Ajit Pai, the chairman of the United States Federal Communications Commission (FCC), is reportedly under investigation by the FCC’s inspector general for potential wrongdoing regarding the chairman’s decision to change broadcast TV ownership rules.

According to the New York Times, Pai may have "improperly coordinated” with Sinclair Broadcast Group in order to rewrite rules that would open up a path for the company to complete its $3.9 billion acquisition of Tribune Media.

FCC Chairman Ajit Pai is under investigation over broadcast ownership rule changes.

The issue dates back to April 2017 when Pai, the newly appointed head of the FCC under the Trump administration, moved to roll back longstanding media ownership rules that prevented any single broadcaster from owning enough television stations to reach more than 39 percent of U.S. households.

Just one month after FCC enacted the rule change, Sinclair Broadcast Group announced that it intended to purchase Tribune Media, another major player in the business of local news stations.

By acquiring Tribune Media, Sinclair would have a total of 223 TV stations in 108 media markets across the U.S., including 39 in the top 50 markets.

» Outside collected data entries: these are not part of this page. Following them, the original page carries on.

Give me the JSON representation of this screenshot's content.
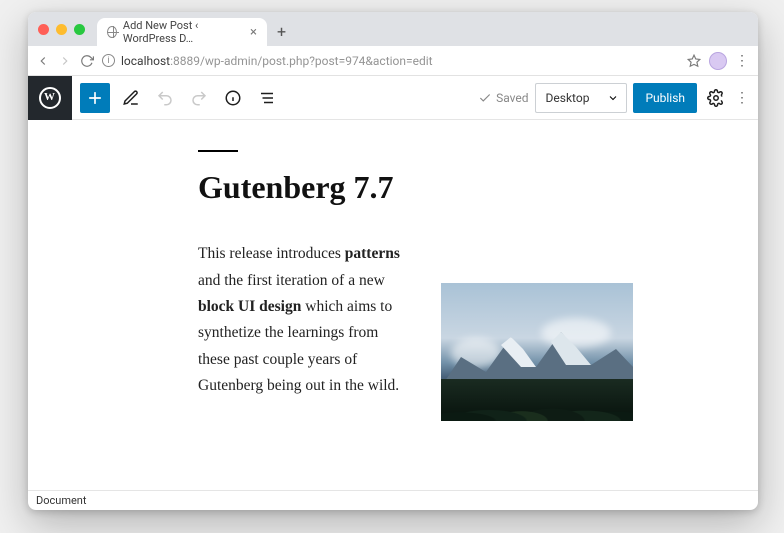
{
  "browser": {
    "tab_title": "Add New Post ‹ WordPress D…",
    "url_host": "localhost",
    "url_path": ":8889/wp-admin/post.php?post=974&action=edit"
  },
  "toolbar": {
    "saved_label": "Saved",
    "preview_label": "Desktop",
    "publish_label": "Publish"
  },
  "post": {
    "title": "Gutenberg 7.7",
    "para_1": "This release introduces ",
    "para_1_b": "patterns",
    "para_2": " and the first iteration of a new ",
    "para_2_b": "block UI design",
    "para_3": " which aims to synthetize the learnings from these past couple years of Gutenberg being out in the wild."
  },
  "footer": {
    "document_label": "Document"
  }
}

It would also allow Sinclair to reach 72 percent of all U.S. households—well above the since-removed cap of 39 percent and considerably more reach than any of its competitors, all of which have abided by the ownership restrictions.

While Pai has maintained that the rule changes were in no way intended to benefit Sinclair specifically, other lawmakers have called into question the FCC chairman’s motivations for rolling back the restrictions.

In November 2017, Representatives Frank Pallone, D-NJ—top Democrat on the House Energy and Commerce Committee—and Oversight and Government Reform ranking member Elijah Cummings, D-MD, urged the inspector general to look into chairman Pai’s interactions with Sinclair regarding the rule changes.

“For months I have been trying to get to the bottom of the allegations about Chairman Pai’s relationship with Sinclair Broadcasting,” Rep. Pallone, said in a statement . “I am grateful to the FCC’s inspector general that he has decided to take up this important investigation.”

According to Pallone, the inspector general will investigate whether Chairman Pai and his aides “improperly pushed for rule changes to benefit Sinclair Broadcasting in the company's attempt to purchase Tribune Media.” The investigation will reportedly also look into whether Pai and his aides “improperly coordinated with Sinclair on those rule changes."

Chairman Pai has yet to comment on the inspector general investigation. In November when the investigation was originally requested, the Chairman’s office issued the following statement:

"For many years, Chairman Pai has called on the FCC to update its media ownership regulations—one of which dates back to 1975. The Chairman is sticking to his long-held views, and given the strong case for modernizing these rules, it's not surprising that those who disagree with him would prefer to do whatever they can to distract from the merits of his proposals."